Networking Basics – Hardware Level

This article briefly introduces Data Communication. It tries to answer How Communication happens between two systems? .
The whole communication process is divided into steps-described below.

1. Data in wires

Data travels as electromagnetic waves. These electromagnetic waves are generated when current runs through the wire.
There are two types of electromagnetic signals.
a. Analog Signals
b. Digital Signals

Radiowaves and Microwaves etc are more popular electromagnetic waves for data communication but we can use electromagnetic waves of different and variable frequencies.
Signals need a medium to travel. Two types of medium exist.
a. Guided Medium – means Physical wires like twisted pair cables, coaxial cables and optical fibers.

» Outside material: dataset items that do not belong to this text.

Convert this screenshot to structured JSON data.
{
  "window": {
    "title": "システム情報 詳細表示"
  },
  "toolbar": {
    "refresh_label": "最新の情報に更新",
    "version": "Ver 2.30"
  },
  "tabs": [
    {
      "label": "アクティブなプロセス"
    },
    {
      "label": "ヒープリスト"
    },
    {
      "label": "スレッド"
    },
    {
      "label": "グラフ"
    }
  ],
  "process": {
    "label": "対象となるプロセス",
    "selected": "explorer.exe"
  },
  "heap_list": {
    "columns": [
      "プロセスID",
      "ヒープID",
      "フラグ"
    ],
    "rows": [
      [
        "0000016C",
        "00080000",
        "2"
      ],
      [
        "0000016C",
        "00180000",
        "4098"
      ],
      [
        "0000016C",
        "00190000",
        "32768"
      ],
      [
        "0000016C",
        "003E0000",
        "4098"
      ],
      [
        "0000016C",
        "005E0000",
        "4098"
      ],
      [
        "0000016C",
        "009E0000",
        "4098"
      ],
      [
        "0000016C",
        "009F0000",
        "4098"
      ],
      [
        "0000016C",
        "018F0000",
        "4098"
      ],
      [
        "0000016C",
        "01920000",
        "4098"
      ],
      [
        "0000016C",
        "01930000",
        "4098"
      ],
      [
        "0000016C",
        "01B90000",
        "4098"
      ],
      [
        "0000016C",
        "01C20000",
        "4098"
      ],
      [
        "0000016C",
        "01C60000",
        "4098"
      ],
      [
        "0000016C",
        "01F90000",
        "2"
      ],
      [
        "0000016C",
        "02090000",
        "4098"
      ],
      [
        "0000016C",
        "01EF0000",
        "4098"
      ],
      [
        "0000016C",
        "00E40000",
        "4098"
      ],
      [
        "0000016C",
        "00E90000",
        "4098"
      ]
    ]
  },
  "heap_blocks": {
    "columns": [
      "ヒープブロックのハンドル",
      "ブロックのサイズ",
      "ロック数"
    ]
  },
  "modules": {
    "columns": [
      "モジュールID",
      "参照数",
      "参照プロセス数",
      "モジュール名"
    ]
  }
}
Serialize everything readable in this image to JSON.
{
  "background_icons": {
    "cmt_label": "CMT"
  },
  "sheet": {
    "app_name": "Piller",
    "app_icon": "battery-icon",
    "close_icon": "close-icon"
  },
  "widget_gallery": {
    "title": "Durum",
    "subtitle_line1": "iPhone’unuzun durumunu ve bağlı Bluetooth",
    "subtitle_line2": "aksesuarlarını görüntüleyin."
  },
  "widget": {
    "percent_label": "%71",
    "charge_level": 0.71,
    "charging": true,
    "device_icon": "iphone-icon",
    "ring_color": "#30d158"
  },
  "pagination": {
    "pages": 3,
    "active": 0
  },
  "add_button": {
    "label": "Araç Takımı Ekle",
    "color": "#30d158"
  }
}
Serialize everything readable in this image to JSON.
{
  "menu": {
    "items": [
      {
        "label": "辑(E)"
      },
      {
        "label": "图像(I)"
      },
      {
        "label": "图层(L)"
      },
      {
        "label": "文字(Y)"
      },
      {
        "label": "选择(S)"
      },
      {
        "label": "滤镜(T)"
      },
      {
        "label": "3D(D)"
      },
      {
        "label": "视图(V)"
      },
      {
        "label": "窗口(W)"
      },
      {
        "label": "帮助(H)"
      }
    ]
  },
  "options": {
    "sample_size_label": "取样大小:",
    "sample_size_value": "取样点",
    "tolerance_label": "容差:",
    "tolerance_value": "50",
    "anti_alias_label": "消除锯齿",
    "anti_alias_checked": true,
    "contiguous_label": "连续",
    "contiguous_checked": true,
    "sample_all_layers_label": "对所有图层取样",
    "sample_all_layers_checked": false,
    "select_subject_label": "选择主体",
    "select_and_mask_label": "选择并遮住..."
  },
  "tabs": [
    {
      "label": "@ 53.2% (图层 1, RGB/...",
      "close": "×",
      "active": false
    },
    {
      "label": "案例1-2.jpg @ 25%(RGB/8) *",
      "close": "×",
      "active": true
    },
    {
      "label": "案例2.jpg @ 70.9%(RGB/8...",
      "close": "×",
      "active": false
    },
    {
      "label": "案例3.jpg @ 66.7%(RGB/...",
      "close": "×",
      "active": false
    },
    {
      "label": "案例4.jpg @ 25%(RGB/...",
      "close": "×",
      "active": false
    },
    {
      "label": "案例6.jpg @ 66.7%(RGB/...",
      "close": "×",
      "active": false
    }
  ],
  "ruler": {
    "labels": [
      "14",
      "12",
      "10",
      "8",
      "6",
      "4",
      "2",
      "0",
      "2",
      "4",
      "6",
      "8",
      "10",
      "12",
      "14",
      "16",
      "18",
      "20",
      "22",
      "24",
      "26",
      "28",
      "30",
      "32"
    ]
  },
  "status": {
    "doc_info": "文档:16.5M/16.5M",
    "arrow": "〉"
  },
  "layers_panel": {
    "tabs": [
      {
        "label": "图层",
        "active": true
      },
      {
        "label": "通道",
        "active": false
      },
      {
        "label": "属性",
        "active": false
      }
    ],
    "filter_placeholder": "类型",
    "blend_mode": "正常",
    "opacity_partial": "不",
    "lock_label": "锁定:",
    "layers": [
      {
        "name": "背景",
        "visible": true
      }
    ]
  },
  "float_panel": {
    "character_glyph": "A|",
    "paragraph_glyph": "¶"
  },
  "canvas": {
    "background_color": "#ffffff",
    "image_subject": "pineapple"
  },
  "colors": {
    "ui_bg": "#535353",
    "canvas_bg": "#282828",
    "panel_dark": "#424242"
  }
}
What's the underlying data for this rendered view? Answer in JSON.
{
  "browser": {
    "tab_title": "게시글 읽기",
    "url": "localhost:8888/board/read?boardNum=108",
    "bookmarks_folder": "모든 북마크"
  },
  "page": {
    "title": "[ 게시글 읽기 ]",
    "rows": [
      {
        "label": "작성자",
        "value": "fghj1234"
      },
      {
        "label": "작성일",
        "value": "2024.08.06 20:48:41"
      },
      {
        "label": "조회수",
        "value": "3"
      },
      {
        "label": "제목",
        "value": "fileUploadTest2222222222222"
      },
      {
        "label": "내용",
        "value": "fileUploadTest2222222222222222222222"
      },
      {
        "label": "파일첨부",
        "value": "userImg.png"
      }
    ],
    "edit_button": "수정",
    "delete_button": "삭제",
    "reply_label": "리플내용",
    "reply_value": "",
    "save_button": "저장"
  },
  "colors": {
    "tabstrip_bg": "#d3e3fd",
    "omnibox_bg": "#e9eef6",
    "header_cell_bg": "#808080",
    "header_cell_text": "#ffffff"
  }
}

Usually, Waves of lower frequency(or, higher wavelength) are used. Lightwave is used in optical fibers.
b. Unguided Medium – means wireless communication. Radiowaves or Microwaves are used.

Difference Between Analog and Digital

Analog Signals are continuous waveforms represented by sine or cosine graphs.
Digital Signals are discrete waves and represent only two values one and zero.

Back in time, Data Communication started with analog signals but soon communication started using digital signals.
Couple of reasons for that:
a. Analog signals are more prone to errors
b. Analog signals can carry only limited amount of data.
c. Analog data is stored on magnetic tapes while digital data can be stored on disk drives hence their access is fast.

2. Conversion from data to signals or Vice Versa

There are certain techniques to convert signal/data from one form to another.

a. Following Encoding Techniques are used to convert digital/analog data to digital signals.

  • NRZ
  • NRZI
  • Manchester
  • Differential Manchester
  • Bipolar-AMI
  • Pseudoternary

b. Following Modulation techniques are used to digital/analog data to analog signals like

  • Amplitude Shift Key
  • Frequency Shift Key
  • Phase Shift Key

Some Important Terms

a. Bandwidth – Bandwidth is the range of frequencies used in a signal. A Signal can have waves of different frequencies. Media put constraints on bandwidth limit used for sending signals. More noise is added when frequencies used are above or below bandwidth range.

b. Data Rate – Rate at which bits travel in form of signals. Each signal element or pulse usually represent one bit. But there are certain techniques in which we can represent more than one bit on a single signal element.

Data travel from one station to another station through long wires. Usually, these long wires are shared by multiple stations at same time. To achieve this, we use the concept of multiplexing. There are Couple of multiplexing techniques like

  • FDM(Frequency Diving Multiplexing)
  • TDM(Time Division Multiplexing)

3. Last Step ie. Error Detection and Error Correction

After signals have reached the other end, there is a chance of distortion and attenuation which would result in the wrong decoding of waves to digital data. Hence, Certain error detection and error correction techniques help resolves the issue.

  • Error detection – Error detection works by sending redundant data like parity bits and CRC(cyclic redundancy check) bits.
  • Error Correction – After error detection, It is sometimes possible to correct the errors. One of the technique to correct errors is hamming code.

After Signals have reached the destination station and decoding of electromagnetic waves to bits is done(usually by the physical layer of networking layered architecture), Errors will be detected and if possible, bits will be recovered(by Logical Link control layer in Data Link Control layer i.e second layer). There are 7 layers in OSI model and each layer have different functionality. In this post, we have discussed the functionality of Physical Layer and part of Data Link layer.

Hope you found the post useful. More complex technologies in networking and Data communication are built upon above technologies and techniques. This article is inspired from book Data and Computer Communications by William Stallings 10th edition.